En Pieles encontramos a una joven prostituta ciega que utiliza como ojos dos piedras preciosas (Macarena Gómez), a una chica con la cara deformada (Candela Peña), que mantiene una relación con un hombre al que le ponen los rostros desfigurados (Secun de la Rosa). Un adolescente que sueña con tener un cuerpo de sirena (Eloi Costa), un pederasta, una enana que quiere ser madre y toda una troupe de seres que se alejan de los cánones de belleza y que configuran un universo grotesco que en realidad se convierte en una reivindicación de la extrañeza, de lo raro.
Se trata de personajes totalmente incomprendidos que intentan buscar desesperadamente su lugar en el mundo. Que son rechazados, humillados sistemáticamente por ser diferentes, por no encajar en una sociedad que apela a la homegeneidad, en la que no se acepta la anomalía y que no tienen más remedio que subsistir viviendo en los márgenes, alejados de la mirada inquisidora y cruel de los demás. Seres frágiles y desvalidos que se mueven por las sombras pero que al fin y al cabo forman parte de nuestra realidad más cercana. A través de ellos el director compone una preciosa metáfora, a modo de fábula sobre la intolerancia.
Es Pieles una de las óperas primas más valientes y subversivas que ha dado el cine español en los últimos tiempos, y nos descubre a un creador completo dueño de una mirada personal tan radical como intransferible. Nos enfrentamos a una película que es un auténtico salto sin red. Un auténtico escupitajo en la cara a los convencionalismos que imperan en la industria audiovisual española invadida por productos cada vez más inofensivos y blancos, de comedias cada vez más retrógradas en las que la ambición artística parece cada vez más coartada porque no es comercial, no vende, no se quieren productos que hagan pensar, que reflexionen sobre asuntos delicados. Mejor la nadería y la insustancialidad. Pieles es un ataque revulsivo contra todo esto. Tiene rabia contenida, tiene verdadero espíritu transgresor y no se conforma con contentar a todo el mundo sino precisamente escarbar en la incomodidad para agitar las conciencias, porque ese es el código ético de su director.
Pieles es una oda a la diferencia, al orgullo de no ser como los demás. La mira a la cara y nos la muestra en todo su esplendor convirtiéndola en necesaria y hermosa.
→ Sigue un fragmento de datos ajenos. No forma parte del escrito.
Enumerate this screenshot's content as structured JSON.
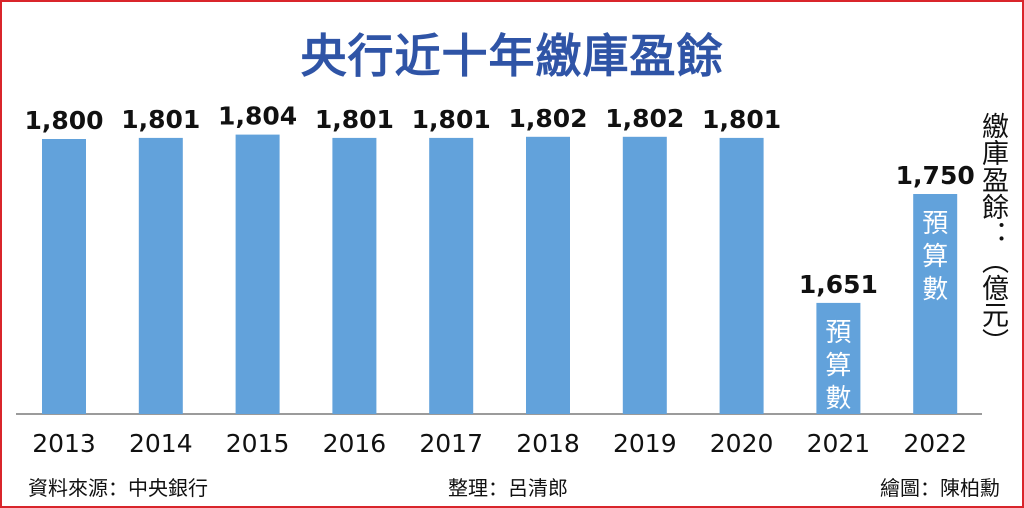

Sus referentes son claros: desde Tod Browning y su mítica La parada de los monstruos (1932), de la que extrae esa ternura a la hora de acercarse a sus personajes, hasta John Waters y la mirada aviesa de Todd Solondz, el universo almodovariano, el onirismo made in David Lynch y la nueva carne de David Cronenberg. Todo ello recubierto con un rosa envenenado que deforma por completo la concepción naíf asociada a ese color para inundarlo de una belleza trash. Un espacio de una enorme creatividad que conjuga el espíritu pop con la esencia del queer cinema más reivindicativo de los noventa, tan necesaria a la hora de romper los tabúes y luchar de forma activa por normalizar la diferencia desde las posturas más radicales a nivel expresivo.
Pieles es un tratado del cuerpo como forma de acceder a la esencia de las personas. Casanova reflexiona en torno a cómo se contraponen las apariencias externas con las internas. Es una preciosa película, a modo de manifiesto, sobre cómo aceptarse a uno mismo hecha desde la más profunda libertad.